Which is more important, soluble or insoluble fiber?


It’s important to eat both soluble and insoluble fiber for a variety of health reasons, including weight management.  Fiber can add volume to food and slow gastric emptying, which makes you feel full.  Fiber can also affect gut bacteria.  We’re learning that the make-up of gut bacteria plays an important role in weight management.  Generally speaking, soluble fiber is fermented by gut bacteria (though some insoluble fiber can be fermented too) and promotes the growth and maintenance of beneficial gut bacteria.  Soluble fiber is a “prebiotic,” or food for the intestinal bacteria.  Some of the best sources of soluble fiber are bananas, asparagus, garlic, onion, leeks, dandelion greens and Jerusalem artichokes.

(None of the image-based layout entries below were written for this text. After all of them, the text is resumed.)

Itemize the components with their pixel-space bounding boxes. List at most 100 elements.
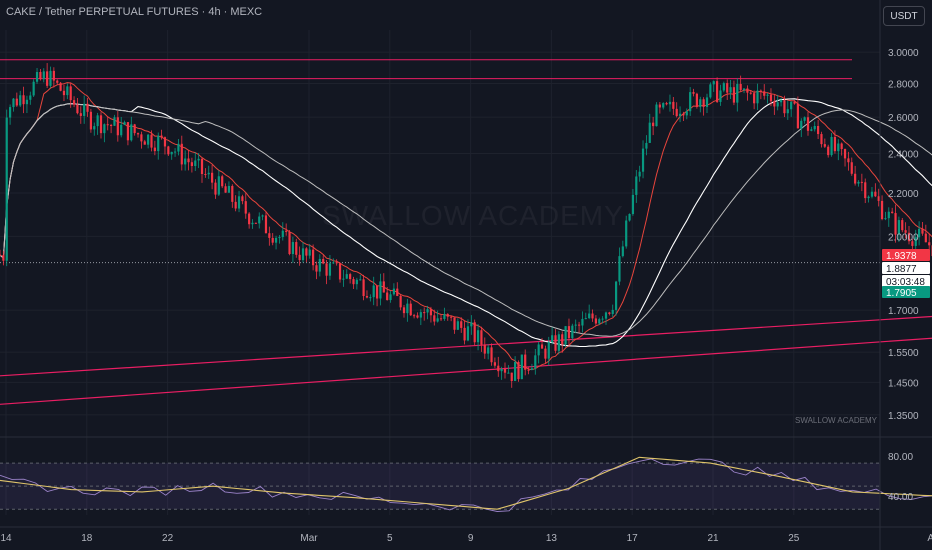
candle-body xyxy=(19,95,22,106)
candle-body xyxy=(386,292,389,301)
candle xyxy=(399,294,402,311)
candle-body xyxy=(907,232,911,242)
watermark-small: SWALLOW ACADEMY xyxy=(795,416,877,425)
candle xyxy=(214,179,217,199)
y-tick-label: 1.5500 xyxy=(888,348,919,359)
candle xyxy=(817,119,820,140)
candle-body xyxy=(355,279,358,285)
candle-body xyxy=(338,263,342,280)
candle xyxy=(39,69,42,81)
candle-body xyxy=(645,142,648,149)
candle-body xyxy=(500,369,503,372)
candle-body xyxy=(584,318,587,320)
candle-body xyxy=(561,334,564,345)
rsi-tick-label: 80.00 xyxy=(888,452,913,463)
x-tick-label: 14 xyxy=(0,533,12,544)
candle-body xyxy=(59,82,62,91)
candle xyxy=(577,321,581,333)
candle xyxy=(837,139,840,161)
candle xyxy=(190,157,193,173)
candle xyxy=(591,309,594,322)
candle xyxy=(732,80,736,106)
candle-body xyxy=(567,326,571,339)
candle-body xyxy=(322,258,325,264)
candle-body xyxy=(736,84,739,103)
candle xyxy=(318,254,321,277)
candle xyxy=(551,327,554,345)
candle-body xyxy=(877,196,880,201)
candle-body xyxy=(540,344,544,349)
candle-body xyxy=(291,242,294,255)
candle xyxy=(918,221,921,246)
candle xyxy=(487,344,490,360)
x-tick-label: 21 xyxy=(707,533,719,544)
candle-body xyxy=(901,220,904,231)
candle xyxy=(891,207,894,214)
x-tick-label: 9 xyxy=(468,533,474,544)
y-tick-label: 1.4500 xyxy=(888,378,919,389)
candle-body xyxy=(759,90,762,92)
candle xyxy=(237,190,241,213)
candle-body xyxy=(56,80,59,83)
candle xyxy=(382,273,385,293)
candle-body xyxy=(699,99,702,107)
candle-body xyxy=(850,162,853,174)
candle xyxy=(510,372,513,388)
time-axis: 141822Mar5913172125Apr5913172125May59 xyxy=(0,526,932,544)
candle-body xyxy=(887,211,890,219)
candle xyxy=(248,212,251,229)
candle xyxy=(386,286,389,301)
candle xyxy=(652,116,655,136)
candle xyxy=(423,307,426,321)
candle-body xyxy=(783,100,786,114)
candle-body xyxy=(426,309,429,313)
candle xyxy=(820,131,823,148)
candle xyxy=(483,337,486,359)
candle-body xyxy=(9,107,12,118)
candle xyxy=(288,230,291,256)
price-axis: 3.0000 2.8000 2.6000 2.4000 2.2000 2.0000 1.70… xyxy=(879,0,919,550)
currency-button[interactable]: USDT xyxy=(883,6,925,26)
candle-body xyxy=(921,228,924,234)
candle-body xyxy=(551,335,554,343)
price-label-text: 1.9378 xyxy=(886,251,917,262)
candle xyxy=(786,100,789,120)
candle-body xyxy=(15,98,18,106)
candle xyxy=(5,109,8,267)
candle xyxy=(810,126,813,132)
candle-body xyxy=(254,222,257,224)
rsi-panel: 80.00 40.00 xyxy=(0,436,932,512)
candle-body xyxy=(843,149,847,159)
candle xyxy=(456,318,459,331)
candle xyxy=(527,367,530,375)
candle-body xyxy=(136,133,140,135)
candle xyxy=(453,317,456,334)
candle-body xyxy=(362,279,365,297)
candle xyxy=(621,240,624,258)
candle-body xyxy=(860,181,863,183)
candle-body xyxy=(72,100,76,105)
candle-body xyxy=(147,134,150,145)
candle-body xyxy=(786,109,789,114)
candle xyxy=(806,111,810,136)
candle xyxy=(847,151,850,171)
candle xyxy=(325,260,328,285)
candle-body xyxy=(274,237,278,243)
candle xyxy=(611,304,614,317)
candle-body xyxy=(187,158,190,163)
candle-body xyxy=(237,196,241,209)
candle xyxy=(813,121,816,132)
candle xyxy=(779,97,783,107)
candle-body xyxy=(689,92,692,112)
candle xyxy=(803,116,806,124)
candle-body xyxy=(167,146,170,155)
candle xyxy=(490,343,493,366)
candle xyxy=(49,66,52,88)
candle-body xyxy=(803,117,806,121)
candle xyxy=(439,314,443,322)
candle xyxy=(783,95,786,117)
x-tick-label: Apr xyxy=(927,533,932,544)
candle-body xyxy=(406,303,409,314)
candle xyxy=(120,116,123,138)
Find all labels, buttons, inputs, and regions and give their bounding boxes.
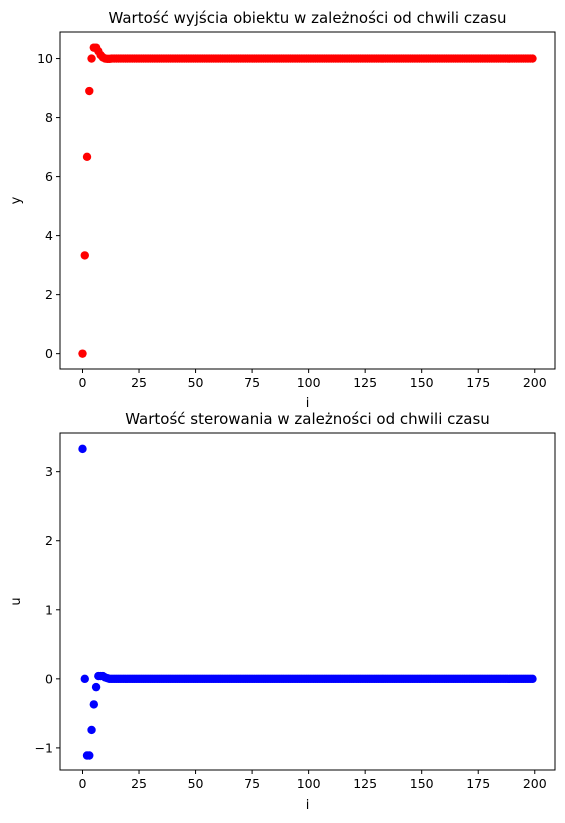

What can happen if you get too little or too much fiber?


High fiber intake has been associated with a lower risk of heart disease, diabetes and obesity.  It can decrease blood cholesterol, promote satiety and dampen the glucose and insulin spikes after meals.  Fiber can improve gastrointestinal health by warding off chronic bowel disease and diverticulosis.  I often see patients who aren’t getting enough fiber coming in with problems like constipation and hemorrhoids.


On the other hand, it’s hard to eat “too much” fiber as long as you’re getting fiber from whole foods rather than supplements.  That being said, it can take your body time to adjust if you’re going from a low-fiber to a high-fiber diet.  Increasing the fiber in your diet if you’re not used to it can initially cause gastrointestinal symptoms like bloating, gas and diarrhea.  It’s important to add fiber to your diet slowly and to increase water intake at the same time as well.


How much fiber do you need?


The recommended daily fiber intake is 25g per day for women and 38g per day for men, but most Americans average only 15g per day.  In populations where many of our lethal diseases are unknown, such as parts of rural Africa and China, the average intake is around 60g to 100g a day. This is similar to the amount our Paleolithic ancestors used to consume.  Aim for at least the recommended daily fiber intake, but ideally you should include as many minimally processed plant foods in your diet as you can.